Perşembe gecesi çimleri yenilenmiş Ali Sami Yen'de Galatasaray'ı Lazio karşısına seyrederken birden kendimi "Fatih'in aslanlarıyla kükresin Cim Bomum" tezahuratını söyler buldum...
Pazar günü Trabzonspor karşısında özellikle ilk yarıda sergilediği oyunla gelecek adına ümitleri yeşertmişti genç aslanlar ve tecrübeli ve kalbur üstü oyunculardan kurulu Lazio karşısında da aynı azim ve coşkuyla başladılar maça. Deplasman ekibi de Galatasaray'ın önceki maçlarını analiz edip, savunma oyuncularına baskı yapıp, kapacağı toplarla soğuk bir duş aldırmayı planlıyordu ev sahibine ama Galatasaray savunmasında uzun bir aradan sonra Marcao vardı. Kerem'le yaşadığı talihsiz kavga sonrası Türkiye liginde 8 maç ceza almış, Randers maçında da sarı kart cezalı olunca kadroda yer bulamamıştı kendisine ama bu takımın değişmez dişlilerinden biriydi Brezilyalı. Marcao sola, Nelsson da sağa konuşlanınca, Galatasaray da o çok arzuladığı savunmadan paslarla oyun kurma işini başarıyla yürütüyordu. Sadece oyun kurmuyor, rakip ataklarda da zamanında müdahaleler ile arkadaşlarına da güven veriyordu.

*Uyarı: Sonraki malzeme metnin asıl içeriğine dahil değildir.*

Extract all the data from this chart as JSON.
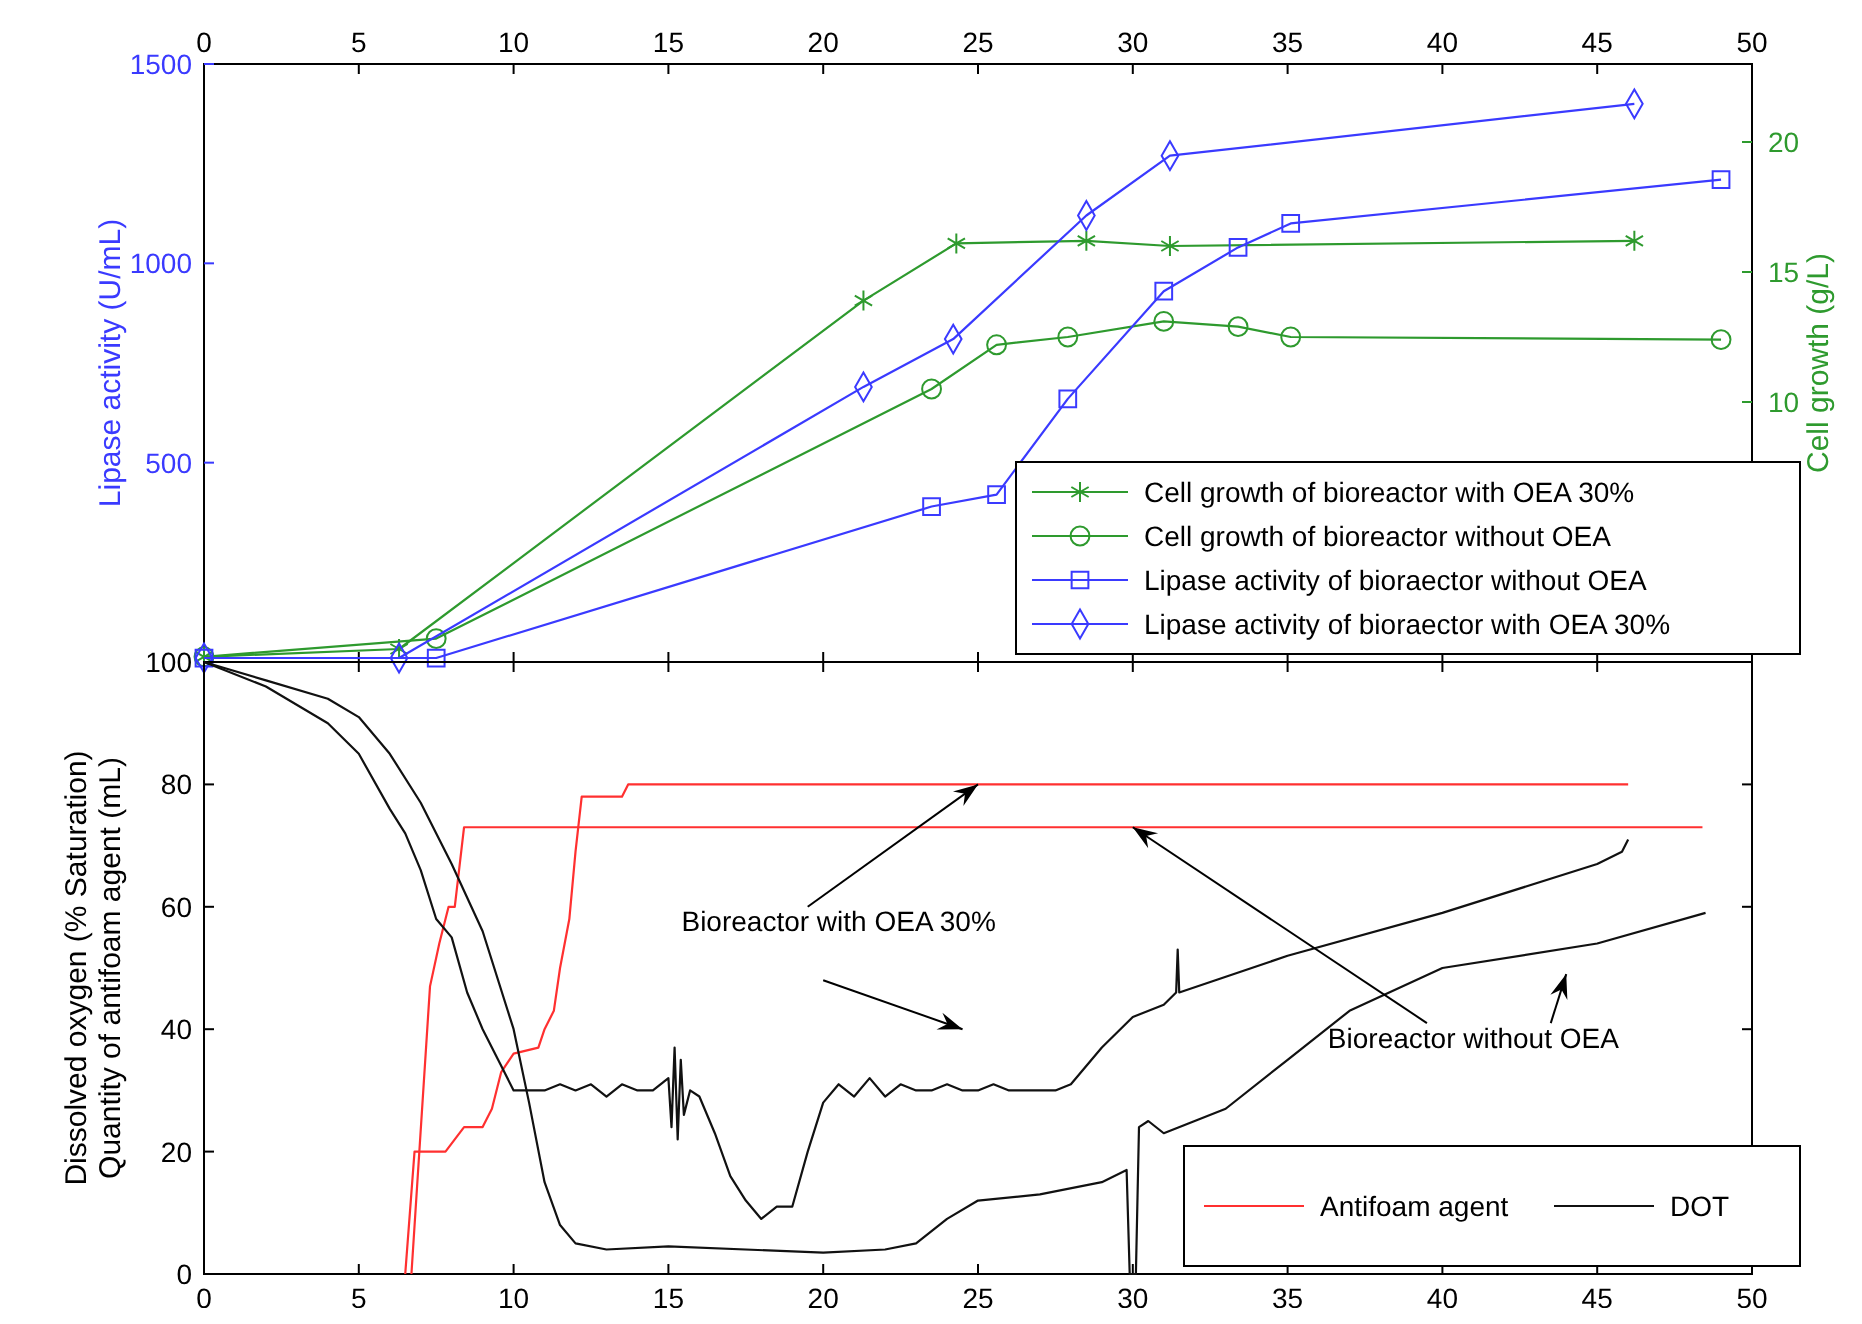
{
  "chart_data": [
    {
      "type": "line",
      "ylabel": "Lipase activity (U/mL)",
      "y2label": "Cell growth (g/L)",
      "xlim": [
        0,
        50
      ],
      "xticks": [
        0,
        5,
        10,
        15,
        20,
        25,
        30,
        35,
        40,
        45,
        50
      ],
      "ylim": [
        0,
        1500
      ],
      "yticks": [
        500,
        1000,
        1500
      ],
      "y2lim": [
        0,
        23
      ],
      "y2ticks": [
        10,
        15,
        20
      ],
      "legend": "bottom right",
      "series": [
        {
          "name": "Cell growth of bioreactor with OEA 30%",
          "color": "#2e9a2e",
          "marker": "cross",
          "axis": "y2",
          "x": [
            0,
            6.3,
            21.3,
            24.3,
            28.5,
            31.2,
            46.2
          ],
          "values": [
            0.2,
            0.5,
            13.9,
            16.1,
            16.2,
            16.0,
            16.2
          ]
        },
        {
          "name": "Cell growth of bioreactor without OEA",
          "color": "#2e9a2e",
          "marker": "circle",
          "axis": "y2",
          "x": [
            0,
            7.5,
            23.5,
            25.6,
            27.9,
            31,
            33.4,
            35.1,
            49
          ],
          "values": [
            0.2,
            0.9,
            10.5,
            12.2,
            12.5,
            13.1,
            12.9,
            12.5,
            12.4
          ]
        },
        {
          "name": "Lipase activity of bioraector without OEA",
          "color": "#3a3aff",
          "marker": "square",
          "x": [
            0,
            7.5,
            23.5,
            25.6,
            27.9,
            31,
            33.4,
            35.1,
            49
          ],
          "values": [
            10,
            10,
            390,
            420,
            660,
            930,
            1040,
            1100,
            1210
          ]
        },
        {
          "name": "Lipase activity of bioraector with OEA 30%",
          "color": "#3a3aff",
          "marker": "diamond",
          "x": [
            0,
            6.3,
            21.3,
            24.2,
            28.5,
            31.2,
            46.2
          ],
          "values": [
            10,
            10,
            690,
            810,
            1120,
            1270,
            1400
          ]
        }
      ]
    },
    {
      "type": "line",
      "ylabel": "Dissolved oxygen (% Saturation)\nQuantity of antifoam agent (mL)",
      "xlim": [
        0,
        50
      ],
      "xticks": [
        0,
        5,
        10,
        15,
        20,
        25,
        30,
        35,
        40,
        45,
        50
      ],
      "ylim": [
        0,
        100
      ],
      "yticks": [
        0,
        20,
        40,
        60,
        80,
        100
      ],
      "legend": "bottom right",
      "marker": "none",
      "annotations": [
        {
          "text": "Bioreactor with OEA 30%",
          "x": 25,
          "y": 80
        },
        {
          "text": "Bioreactor without OEA",
          "x": 30,
          "y": 73
        }
      ],
      "series": [
        {
          "name": "Antifoam agent",
          "color": "#ff3030",
          "x": [
            6.5,
            6.8,
            7.8,
            8.1,
            8.4,
            9.0,
            9.3,
            9.6,
            10,
            10.8,
            11.0,
            11.3,
            11.5,
            11.8,
            12,
            12.2,
            13.5,
            13.7,
            46
          ],
          "values": [
            0,
            20,
            20,
            22,
            24,
            24,
            27,
            33,
            36,
            37,
            40,
            43,
            50,
            58,
            69,
            78,
            78,
            80,
            80
          ]
        },
        {
          "color": "#ff3030",
          "x": [
            6.7,
            7.3,
            7.6,
            7.9,
            8.1,
            8.4,
            48.4
          ],
          "values": [
            0,
            47,
            54,
            60,
            60,
            73,
            73
          ]
        },
        {
          "name": "DOT",
          "color": "#111111",
          "x": [
            0,
            2,
            4,
            5,
            6,
            6.5,
            7,
            7.5,
            8,
            8.5,
            9,
            9.5,
            10,
            10.5,
            11,
            11.5,
            12,
            12.5,
            13,
            13.5,
            14,
            14.5,
            15,
            15.1,
            15.2,
            15.3,
            15.4,
            15.5,
            15.7,
            16,
            16.5,
            17,
            17.5,
            18,
            18.5,
            19,
            19.5,
            20,
            20.5,
            21,
            21.5,
            22,
            22.5,
            23,
            23.5,
            24,
            24.5,
            25,
            25.5,
            26,
            26.5,
            27,
            27.5,
            28,
            29,
            30,
            31,
            31.4,
            31.45,
            31.5,
            35,
            40,
            45,
            45.8,
            46
          ],
          "values": [
            100,
            96,
            90,
            85,
            76,
            72,
            66,
            58,
            55,
            46,
            40,
            35,
            30,
            30,
            30,
            31,
            30,
            31,
            29,
            31,
            30,
            30,
            32,
            24,
            37,
            22,
            35,
            26,
            30,
            29,
            23,
            16,
            12,
            9,
            11,
            11,
            20,
            28,
            31,
            29,
            32,
            29,
            31,
            30,
            30,
            31,
            30,
            30,
            31,
            30,
            30,
            30,
            30,
            31,
            37,
            42,
            44,
            46,
            53,
            46,
            52,
            59,
            67,
            69,
            71
          ]
        },
        {
          "color": "#111111",
          "x": [
            0,
            2,
            4,
            5,
            6,
            7,
            8,
            9,
            10,
            10.5,
            11,
            11.5,
            12,
            13,
            15,
            20,
            22,
            23,
            24,
            25,
            27,
            29,
            29.8,
            29.9,
            30.1,
            30.2,
            30.5,
            31,
            33,
            35,
            37,
            40,
            45,
            48.5
          ],
          "values": [
            100,
            97,
            94,
            91,
            85,
            77,
            67,
            56,
            40,
            28,
            15,
            8,
            5,
            4,
            4.5,
            3.5,
            4,
            5,
            9,
            12,
            13,
            15,
            17,
            0,
            0,
            24,
            25,
            23,
            27,
            35,
            43,
            50,
            54,
            59
          ]
        }
      ]
    }
  ]
}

Maçın Galatasaray adına ilk iki atağının da Marcao'nun başlattığı akınlarla olması pek şaşırtıcı gelmese gerek. İlkinde Berkan arkadaşına pas atmakta gecikirken, ikincisinde Cicaldau'nun şutu auta gitmişti. Ve yine savunmadan başlayan ve neredeyse her sarı-kırmızılı futbolcunun topa değdiği bir atakta, Kerem'in pasıyla ceza sahasında topu alan Halil'in gol sevincini son anda Luis Alberto engelliyordu.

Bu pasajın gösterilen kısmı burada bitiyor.